A WLAN is a group of devices wirelessly linked together within a relatively small space, like a corporate campus, single office building or home. A WLAN uses radio frequency technology to take the place of wires to interconnect networked nodes.
What is Wi-Fi?
Originally designed in 1997, Wi-Fi is a wireless network technology based on the IEEE 802.11 group of standards. The Wi-Fi Alliance, an industry consortium that promotes interoperability in heterogeneous WLANs, tests Wi-Fi products for each 802.11 standard -- from the first 802.11b specification to the most recent 802.11ax, or Wi-Fi 6 -- to ensure they correctly support each version's subset of features. Common Wi-Fi capabilities include orthogonal frequency-division multiplexing (OFDM) and multiple input, multiple output.
Wi-Fi is most often used to build WLANs. To create a WLAN, enterprises, small businesses and home owners can purchase Wi-Fi-certified access points (APs) and clients -- such as laptops, phones and printers -- that transmit data using specific radio frequencies. Distance limitations dictate that clients must be no more than a few hundred feet -- approximately 230 feet, or 70 meters -- from the closest AP. Wireless teams can cover larger buildings by installing multiple APs connected to each other.
What is WiMax?
Worldwide Interoperability for Microwave Access (WiMAX>) is a wireless technology that uses spectrum to provide broadband wireless connectivity. When it was developed in the early 2000s, WiMax was originally proposed as a wireless alternative to wired internet access -- DSL or cable at the time -- particularly in rural areas where wired broadband internet access was scarce.
IEEE standardized WiMax as 802.16 and updated the specification through the mid-2000s, adding features like OFDM and quality of service. At the time, WiMax was expected to become the next Wi-Fi, but its adoption was hindered by higher costs, proprietary vendor technology and lack of carrier interest.
WiMax was intended to offer service providers a wireless last-mile option to connect users and was considered a backhaul candidate for 4G wireless.
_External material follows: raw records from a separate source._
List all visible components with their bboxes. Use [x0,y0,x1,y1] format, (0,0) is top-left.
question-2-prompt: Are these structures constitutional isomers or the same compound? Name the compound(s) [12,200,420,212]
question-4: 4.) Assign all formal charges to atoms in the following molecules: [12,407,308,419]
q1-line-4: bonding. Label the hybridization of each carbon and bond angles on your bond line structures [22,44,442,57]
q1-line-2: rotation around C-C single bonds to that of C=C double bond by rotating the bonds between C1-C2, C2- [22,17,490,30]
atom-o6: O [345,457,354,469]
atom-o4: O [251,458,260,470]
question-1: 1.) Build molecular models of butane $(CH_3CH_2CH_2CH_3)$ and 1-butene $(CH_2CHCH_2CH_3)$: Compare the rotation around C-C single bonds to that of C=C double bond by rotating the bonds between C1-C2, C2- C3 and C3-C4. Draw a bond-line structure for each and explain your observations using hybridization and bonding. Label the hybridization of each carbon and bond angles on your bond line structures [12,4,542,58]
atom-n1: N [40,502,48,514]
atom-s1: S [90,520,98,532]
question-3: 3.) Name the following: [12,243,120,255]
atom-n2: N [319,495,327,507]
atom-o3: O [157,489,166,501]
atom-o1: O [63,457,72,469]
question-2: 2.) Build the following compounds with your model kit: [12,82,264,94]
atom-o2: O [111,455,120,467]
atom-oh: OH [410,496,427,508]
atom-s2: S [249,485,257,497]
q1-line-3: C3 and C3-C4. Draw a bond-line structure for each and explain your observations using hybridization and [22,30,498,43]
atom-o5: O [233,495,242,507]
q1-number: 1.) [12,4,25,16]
WiMax has largely been eclipsed by LTE from wireless service providers, however.
WiMax is still used for wireless internet access in countries outside the U.S. that are developing their wireless infrastructure. It has also been considered as an alternative technology for IoT. According to the WiMax Forum, the technology can be used by vertical markets including utilities, transportation, aviation, and oil and gas largely because it is flexible enough to be useful for upload-centric industries rather than mobile markets that are primarily download-centric.
WLANs vs. WMANs
Unlike Wi-Fi's use for WLANs, the WiMax 802.16 standard is used in wireless metropolitan area networks (WMANs). WMANs are fixed broadband wireless access links that connect a service provider's subscriber networks to a base station at a wireless carrier's point of presence.
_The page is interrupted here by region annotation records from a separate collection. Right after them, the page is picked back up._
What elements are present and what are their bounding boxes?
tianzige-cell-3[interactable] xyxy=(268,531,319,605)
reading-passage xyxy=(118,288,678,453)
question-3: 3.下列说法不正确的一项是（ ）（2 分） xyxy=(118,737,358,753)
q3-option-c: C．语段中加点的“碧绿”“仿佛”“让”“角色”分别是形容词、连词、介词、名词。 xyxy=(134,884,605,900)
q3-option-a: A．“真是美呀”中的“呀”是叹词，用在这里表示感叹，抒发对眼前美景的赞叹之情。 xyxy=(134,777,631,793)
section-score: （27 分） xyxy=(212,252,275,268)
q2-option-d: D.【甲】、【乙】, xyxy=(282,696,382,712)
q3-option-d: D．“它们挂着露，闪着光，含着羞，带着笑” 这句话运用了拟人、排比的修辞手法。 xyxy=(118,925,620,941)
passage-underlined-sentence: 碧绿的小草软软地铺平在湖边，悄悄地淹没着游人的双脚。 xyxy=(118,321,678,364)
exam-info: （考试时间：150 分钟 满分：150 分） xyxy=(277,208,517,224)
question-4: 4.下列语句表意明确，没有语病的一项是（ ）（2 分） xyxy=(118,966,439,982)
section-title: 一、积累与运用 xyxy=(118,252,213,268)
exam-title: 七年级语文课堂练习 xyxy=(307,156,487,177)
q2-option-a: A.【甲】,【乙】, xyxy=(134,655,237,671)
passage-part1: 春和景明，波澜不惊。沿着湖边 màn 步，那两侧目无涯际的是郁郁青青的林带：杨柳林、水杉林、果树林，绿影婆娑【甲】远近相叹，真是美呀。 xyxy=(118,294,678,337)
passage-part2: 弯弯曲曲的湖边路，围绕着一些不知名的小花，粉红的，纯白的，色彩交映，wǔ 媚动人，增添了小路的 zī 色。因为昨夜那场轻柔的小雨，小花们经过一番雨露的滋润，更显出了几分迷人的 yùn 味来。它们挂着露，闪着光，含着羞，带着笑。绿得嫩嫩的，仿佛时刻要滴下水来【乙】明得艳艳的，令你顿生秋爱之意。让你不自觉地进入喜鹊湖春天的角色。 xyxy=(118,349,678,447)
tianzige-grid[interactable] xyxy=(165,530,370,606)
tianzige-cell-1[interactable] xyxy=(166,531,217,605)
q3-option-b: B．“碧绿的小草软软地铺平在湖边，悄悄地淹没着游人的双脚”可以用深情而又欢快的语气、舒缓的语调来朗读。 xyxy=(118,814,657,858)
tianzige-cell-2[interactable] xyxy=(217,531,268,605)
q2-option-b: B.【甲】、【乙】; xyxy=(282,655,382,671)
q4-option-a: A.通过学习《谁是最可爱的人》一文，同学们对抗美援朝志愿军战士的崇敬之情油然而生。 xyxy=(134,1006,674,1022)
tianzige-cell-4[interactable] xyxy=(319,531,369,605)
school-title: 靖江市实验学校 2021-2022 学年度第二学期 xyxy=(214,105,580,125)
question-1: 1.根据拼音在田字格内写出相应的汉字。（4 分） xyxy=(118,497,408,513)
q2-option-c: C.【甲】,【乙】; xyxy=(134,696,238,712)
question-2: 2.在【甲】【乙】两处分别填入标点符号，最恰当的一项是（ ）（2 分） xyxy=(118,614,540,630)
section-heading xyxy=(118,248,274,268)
WMAN technologies are optimized for outdoor operation over greater distances, while Wi-Fi's 802.11 protocols were primarily designed for indoor use.
Key differences between Wi-Fi and WiMax
The bottom line is that the differences between Wi-Fi and WiMax make them complementary network architectures supported by standards for use in different environments and for different purposes. Over time, Wi-Fi has become ubiquitous in terms of enterprise wireless use. While WiMax can still be used, LTE has surpassed its use in the U.S. and in many other countries.